Kathy Kelly, Daymark Energy Advisors | NECEC

The clean energy industry now faces three key issues: the environmental justice question, social welfare needs and the intersection of those with public policy on new energy infrastructure, said Kathy Kelly, vice president of operations at Daymark Energy Advisors.

“We have very broad energy goals as a country around decarbonization and the adoption of clean energy and how that fits into our long-term plans,” Kelly said. “We need to make sure that as we do that, unlike the past, that all sectors of our society have access to clean energy and are treated equally as we implement the clean energy infrastructure.”

The disadvantages from energy development in the past hit poor people worst, which has lessons for overcoming the challenges of today, she said. For example, the housing stock in low-income areas is unable to accommodate renewable energy improvements, whether because of outdated wiring inside, or roofs unable to support solar panels.

NECEC
John Odell, Worcester | NECEC

It’s important not to repeat the mistakes of the past, said John Odell, director of energy and asset management for the city of Worcester, Mass.

Certain parts of the community bear more of the burden than others, which is why the city is developing a Green Worcester Plan to serve as a roadmap, he said.

“We want to get as much clean energy out there, remove as much waste from the waste stream, make sure our natural systems are enhanced as best we can and to do as much of that as fast as we can,” Odell said. “It’s often easier to do those things in areas that don’t have the disadvantages, so that’s where the issues of social equity come to the forefront. It’s easier to build on your strengths than it is to correct your weaknesses.”

Environmental Justice and Social Welfare

NECEC
Eugenia Gibbons, HCWH | NECEC

Health care accounts for more than 10% of greenhouse gas emissions nationally, but the sector also represents about 18% of GDP and is the largest employer in Massachusetts, said Eugenia Gibbons, Boston director of climate policy for Health Care Without Harm (HCWH), an international nonprofit organization with a network of more than 1,200 hospitals in the U.S.

“We employ about 500,000 people in the state and the sector also holds a significant amount of real estate across the commonwealth,” Gibbons said. “So when hospitals and hospital systems begin to implement climate strategies and try to address climate change in their own systems it’s actually having a huge impact on the surrounding communities and on the state as a whole.”

The pandemic has reinforced the link between air quality and poor health outcomes, which is now undeniable, she said.
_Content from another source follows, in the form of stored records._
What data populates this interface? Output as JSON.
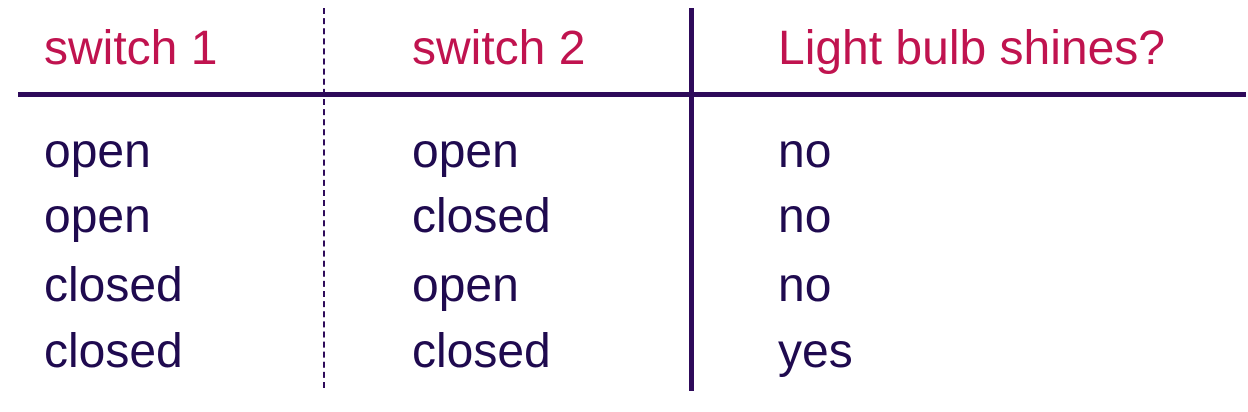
{
  "table": {
    "headers": [
      "switch 1",
      "switch 2",
      "Light bulb shines?"
    ],
    "rows": [
      [
        "open",
        "open",
        "no"
      ],
      [
        "open",
        "closed",
        "no"
      ],
      [
        "closed",
        "open",
        "no"
      ],
      [
        "closed",
        "closed",
        "yes"
      ]
    ]
  },
  "colors": {
    "header_text": "#c0134f",
    "body_text": "#1f0a4f",
    "rules": "#2e0a5a"
  }
}
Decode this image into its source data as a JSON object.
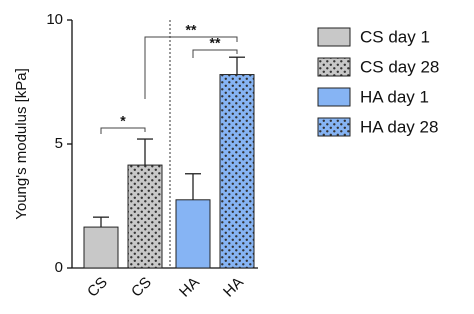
{
  "chart_data": {
    "type": "bar",
    "y_label": "Young's modulus [kPa]",
    "categories": [
      "CS",
      "CS",
      "HA",
      "HA"
    ],
    "values": [
      1.65,
      4.15,
      2.75,
      7.8
    ],
    "errors": [
      0.4,
      1.05,
      1.05,
      0.7
    ],
    "legend": [
      {
        "name": "CS day 1",
        "color": "#c8c8c8",
        "pattern": "none"
      },
      {
        "name": "CS day 28",
        "color": "#c8c8c8",
        "pattern": "dots"
      },
      {
        "name": "HA day 1",
        "color": "#86b4f4",
        "pattern": "none"
      },
      {
        "name": "HA day 28",
        "color": "#86b4f4",
        "pattern": "dots"
      }
    ],
    "annotations": [
      "*",
      "**",
      "**"
    ],
    "ylim": [
      0,
      10
    ],
    "yticks": [
      0,
      5,
      10
    ]
  }
}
Low-income communities and communities of color have been proven more susceptible both to the virus and to the effects of climate change and air pollution.
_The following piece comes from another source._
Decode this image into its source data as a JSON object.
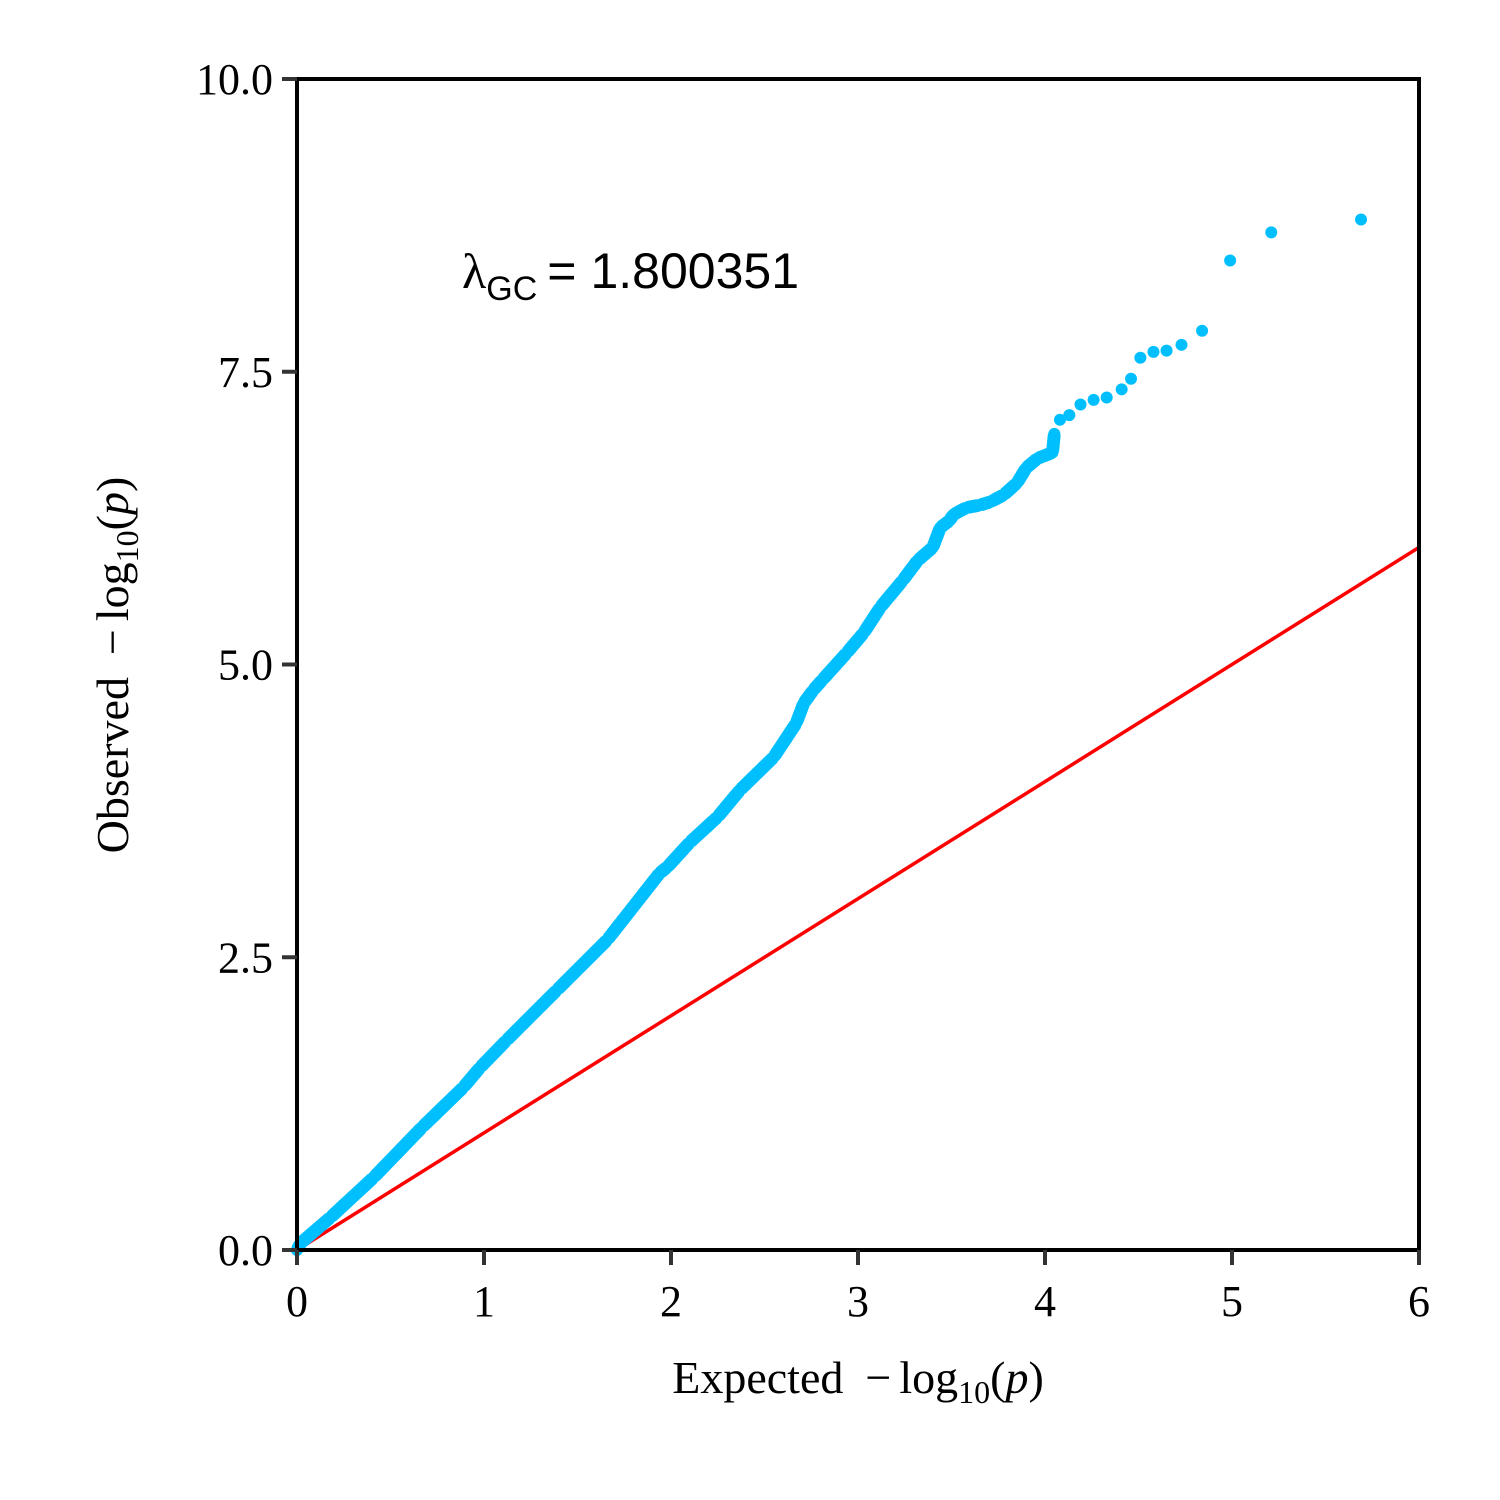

“They have been ravaged by COVID,” Gibbons said. “We have to move away from the impulse to think about climate action as strictly an exercise in reducing GHG emissions, and really try to anchor the work in the communities and anchor the work around people.”

86-kW solar installation financed by Sunwealth at the Provincetown, Mass., Water Treatment Plant | Sunwealth

The pandemic has caused many disruptions to supply chains, and a combination of the coronavirus and recent protests against racial injustice across the U.S. has “forced a lot of organizations and businesses to have a come-to-Jesus moment and say, ‘We’re either prioritizing this or we’re not,’ and a lot of people are making those commitments,” Gibbons said. “It’s up to everyone to see that they follow through.”

Jon Abe, Sunwealth | NECEC

Solar development, finance and construction is “pretty resilient,” said Jon Abe, CEO of solar finance firm Sunwealth, which backs small- and medium-size projects, especially in lower-income communities.

Early on in the pandemic, in many states, solar was deemed an essential service, so while it was complicated, it was relatively easy compared to other businesses to implement the appropriate safety measures at job sites, he said. Sunwealth has almost a dozen developers and installers in the field employing more than 100 electricians and installers at various sites across the U.S.

Sunwealth has been lobbying on low-income community solar inclusion in Massachusetts, where neither the administration nor the legislature has done enough, Abe said.